The FTP data source provides a bidirectional channel for reading data from and writing data to FTP servers. This topic describes the data synchronization capabilities of the FTP data source in DataWorks.
Limitations
FTP Reader
FTP Reader reads data from remote FTP files. Because remote FTP files are inherently unstructured, the following capabilities and limitations apply.
| Capability | Supported |
|---|---|
| Read TXT files (two-dimensional table schema) | Yes |
| CSV-like files with custom separators | Yes |
| Multiple data types (represented as STRING), column pruning, and column constants | Yes |
| Recursive reads and file name filtering | Yes |
| Text compression (gzip, bzip2, zip, lzo, lzo_deflate) | Yes |
| Concurrent reads from multiple files | Yes |
| Multi-threaded concurrent reads from a single file | No |
| Multi-threaded concurrent reads from a single compressed file | No |
FTP Writer
FTP Writer converts data and writes it to FTP files. Because FTP files are inherently unstructured, the following capabilities and limitations apply.

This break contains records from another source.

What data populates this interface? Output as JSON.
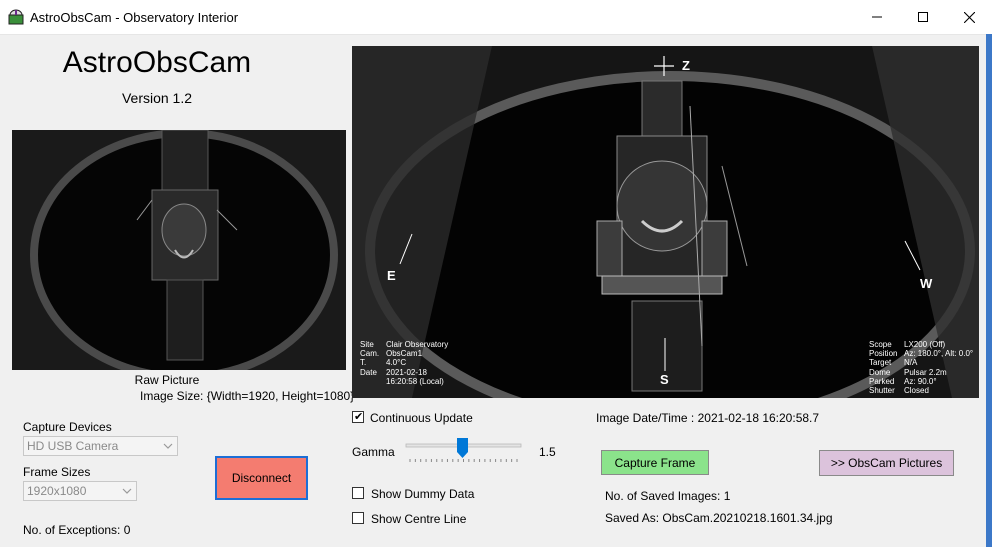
{
  "window": {
    "title": "AstroObsCam - Observatory Interior"
  },
  "app": {
    "heading": "AstroObsCam",
    "version": "Version  1.2"
  },
  "raw": {
    "caption": "Raw Picture",
    "size_label": "Image Size:",
    "size_value": "{Width=1920, Height=1080}"
  },
  "capture": {
    "label": "Capture Devices",
    "value": "HD USB Camera"
  },
  "frame_sizes": {
    "label": "Frame Sizes",
    "value": "1920x1080"
  },
  "exceptions": {
    "label": "No. of Exceptions:",
    "value": "0"
  },
  "disconnect_label": "Disconnect",
  "overlay": {
    "directions": {
      "zenith": "Z",
      "east": "E",
      "west": "W",
      "south": "S"
    },
    "left_keys": [
      "Site",
      "Cam.",
      "T.",
      "Date"
    ],
    "left_values": [
      "Clair Observatory",
      "ObsCam1",
      "4.0°C",
      "2021-02-18",
      "16:20:58 (Local)"
    ],
    "right_keys": [
      "Scope",
      "Position",
      "Target",
      "Dome",
      "Parked",
      "Shutter"
    ],
    "right_values": [
      "LX200 (Off)",
      "Az: 180.0°,  Alt: 0.0°",
      "N/A",
      "Pulsar 2.2m",
      "Az: 90.0°",
      "Closed"
    ]
  },
  "controls": {
    "continuous": {
      "label": "Continuous Update",
      "checked": true
    },
    "gamma": {
      "label": "Gamma",
      "value": "1.5",
      "level": 0.49
    },
    "dummy": {
      "label": "Show Dummy Data",
      "checked": false
    },
    "centre": {
      "label": "Show Centre Line",
      "checked": false
    }
  },
  "image_time": {
    "label": "Image Date/Time :",
    "value": "2021-02-18  16:20:58.7"
  },
  "capture_frame_label": "Capture Frame",
  "pictures_label": ">> ObsCam Pictures",
  "saved_count": {
    "label": "No. of Saved Images:",
    "value": "1"
  },
  "saved_as": {
    "label": "Saved As:",
    "value": "ObsCam.20210218.1601.34.jpg"
  },
  "colors": {
    "capture": "#8be38b",
    "pictures": "#dcc3dc",
    "disconnect": "#f47c70",
    "accent": "#0078d7"
  }
}
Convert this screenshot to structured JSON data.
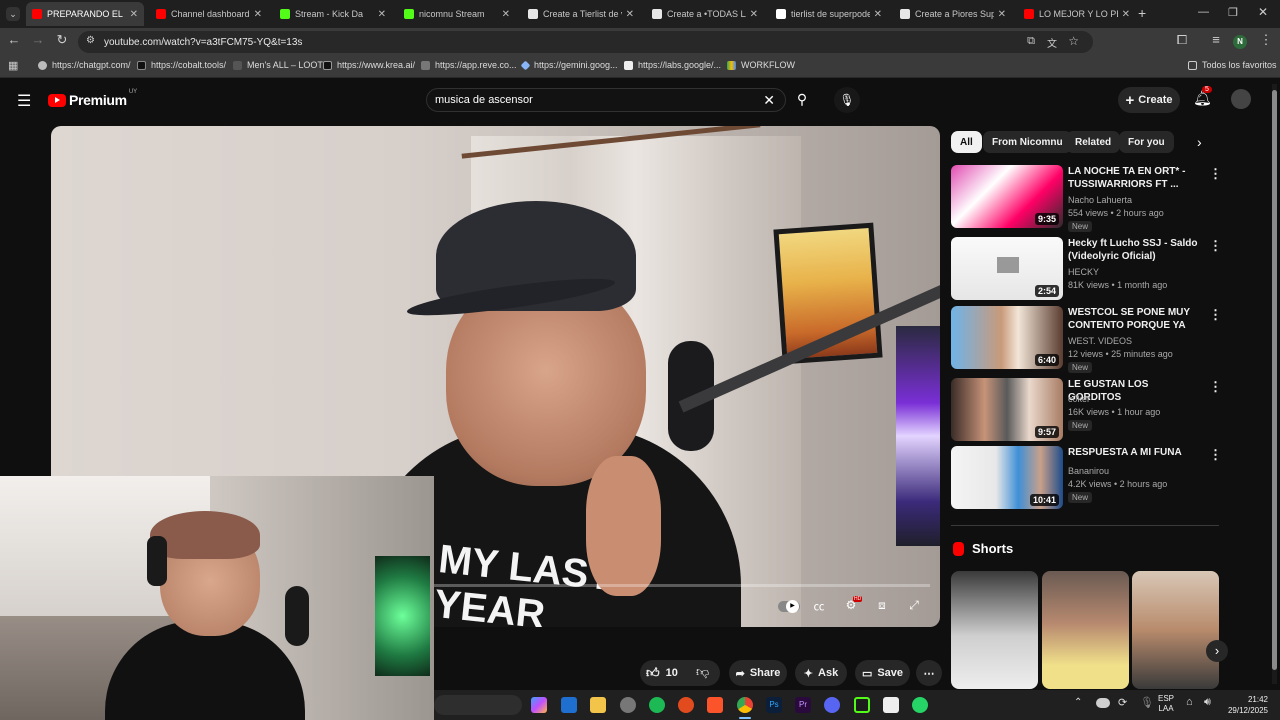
{
  "browser": {
    "tabs": [
      {
        "title": "PREPARANDO EL",
        "fav": "#ff0000"
      },
      {
        "title": "Channel dashboard",
        "fav": "#ff0000"
      },
      {
        "title": "Stream - Kick Da",
        "fav": "#53fc18"
      },
      {
        "title": "nicomnu Stream",
        "fav": "#53fc18"
      },
      {
        "title": "Create a Tierlist de vi",
        "fav": "#e7e7e7"
      },
      {
        "title": "Create a •TODAS LA",
        "fav": "#e7e7e7"
      },
      {
        "title": "tierlist de superpode",
        "fav": "#ffffff"
      },
      {
        "title": "Create a Piores Supe",
        "fav": "#e7e7e7"
      },
      {
        "title": "LO MEJOR Y LO PEO",
        "fav": "#ff0000"
      }
    ],
    "new_tab": "+",
    "url": "youtube.com/watch?v=a3tFCM75-YQ&t=13s",
    "profile_initial": "N",
    "bookmarks": [
      "https://chatgpt.com/",
      "https://cobalt.tools/",
      "Men's ALL – LOOT",
      "https://www.krea.ai/",
      "https://app.reve.co...",
      "https://gemini.goog...",
      "https://labs.google/...",
      "WORKFLOW"
    ],
    "all_bookmarks": "Todos los favoritos"
  },
  "youtube": {
    "logo": "Premium",
    "region": "UY",
    "search_value": "musica de ascensor",
    "create_label": "Create",
    "notif_count": "5",
    "actions": {
      "likes": "10",
      "share": "Share",
      "ask": "Ask",
      "save": "Save"
    },
    "chips": [
      "All",
      "From Nicomnu",
      "Related",
      "For you"
    ],
    "recommendations": [
      {
        "title": "LA NOCHE TA EN ORT* - TUSSIWARRIORS FT ...",
        "channel": "Nacho Lahuerta",
        "meta": "554 views • 2 hours ago",
        "badge": "New",
        "duration": "9:35"
      },
      {
        "title": "Hecky ft Lucho SSJ - Saldo (Videolyric Oficial)",
        "channel": "HECKY",
        "meta": "81K views • 1 month ago",
        "badge": "",
        "duration": "2:54"
      },
      {
        "title": "WESTCOL SE PONE MUY CONTENTO PORQUE YA NACI...",
        "channel": "WEST. VIDEOS",
        "meta": "12 views • 25 minutes ago",
        "badge": "New",
        "duration": "6:40"
      },
      {
        "title": "LE GUSTAN LOS GORDITOS",
        "channel": "c0ker",
        "meta": "16K views • 1 hour ago",
        "badge": "New",
        "duration": "9:57"
      },
      {
        "title": "RESPUESTA A MI FUNA",
        "channel": "Bananirou",
        "meta": "4.2K views • 2 hours ago",
        "badge": "New",
        "duration": "10:41"
      }
    ],
    "shorts_label": "Shorts"
  },
  "taskbar": {
    "lang": "ESP",
    "layout": "LAA",
    "time": "21:42",
    "date": "29/12/2025"
  }
}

| Capability | Supported |
|---|---|
| Write text files with two-dimensional table schema | Yes |
| CSV-like and TEXT file formats with custom separators | Yes |
| Multi-threaded writes (each thread writes to a different sub-file) | Yes |
| Concurrent writes to a single file | No |
| Native data types (all data is written as STRING) | No |
| Text compression when writing | No |
Supported field types
Remote FTP files have no native data types. The following field types are defined by DataX FtpReader.
| DataX internal type | Remote FTP file data type |
|---|---|
| LONG | LONG |
| DOUBLE | DOUBLE |
| STRING | STRING |
| BOOLEAN | BOOLEAN |
| DATE | DATE |
Add a data source
Before developing a synchronization task in DataWorks, add the FTP data source by following the instructions in Data source management. Parameter descriptions are available in the DataWorks console when you add a data source.
Develop a data synchronization task
For configuration entry points and procedures, see the following guides.
Single-table offline synchronization task
For a script demo and parameter descriptions for the code editor, see Appendix: Script demo and parameter description.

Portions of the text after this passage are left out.